State governments are not alone in their attempts to adapt current law to address the particular needs of this pandemic.
As Congress continues to discuss the next coronavirus stimulus package, one bill in particular has become contentious in the negotiations. The proposed version of the Safe to Work Act bill would provide a significant liability shield to a number of businesses for anticipated COVID-19-related lawsuits. This Act would forge a liability shield with retroactive effect for employers and others “to discourage insubstantial lawsuits relating to COVID-19 while preserving the ability of individuals and businesses that have suffered real injury to obtain complete relief.” This broad protection would include not only businesses, but healthcare providers, schools and universities, and nonprofits.
The Bill creates an exclusive remedy, with limited exceptions, for COVID-19 exposure claims related to injuries occurring between December 1, 2019, and the end of the public emergency declaration. To succeed on a claim, an employee would need to prove, with clear and convincing evidence, that (1) a business did not make reasonable efforts to comply with applicable governmental standards and guidance, (2) the business engaged in gross negligence or willful misconduct that caused employee exposure to COVID-19, and (3) that this exposure caused the employee’s injury.

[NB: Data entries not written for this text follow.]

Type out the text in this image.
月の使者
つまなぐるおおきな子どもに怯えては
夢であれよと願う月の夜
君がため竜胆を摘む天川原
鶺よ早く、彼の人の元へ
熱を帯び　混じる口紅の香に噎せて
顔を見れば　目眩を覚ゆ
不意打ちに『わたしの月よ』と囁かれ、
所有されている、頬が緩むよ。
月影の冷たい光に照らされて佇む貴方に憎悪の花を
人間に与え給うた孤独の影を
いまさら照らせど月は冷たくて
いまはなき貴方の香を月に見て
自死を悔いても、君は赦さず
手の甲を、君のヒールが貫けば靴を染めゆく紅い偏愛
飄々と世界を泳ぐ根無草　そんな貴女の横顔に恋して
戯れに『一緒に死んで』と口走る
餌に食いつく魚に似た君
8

The bill’s proposed language is broad enough to define injury as not only physical but mental and emotional injuries.
While the previously mentioned trend in state legislation is to buttress the claims of employees for workers’ compensation, this proposed federal legislation has quite the opposite effect. Rather than mitigating the demands on employees who may contract COVID-19, the Safe to Work Act makes it far more difficult for employees to succeed on their claims.
If the federal government does not pass the Safe to Work Act, or any other federal law regarding workers’ compensation during COVID-19, each individual state will be on their own in deciding how to address this issue. As the pandemic continues and many are wary of COVID-19 ever reaching a terminus, employees and employers anxiously await decisive action by federal and state governments.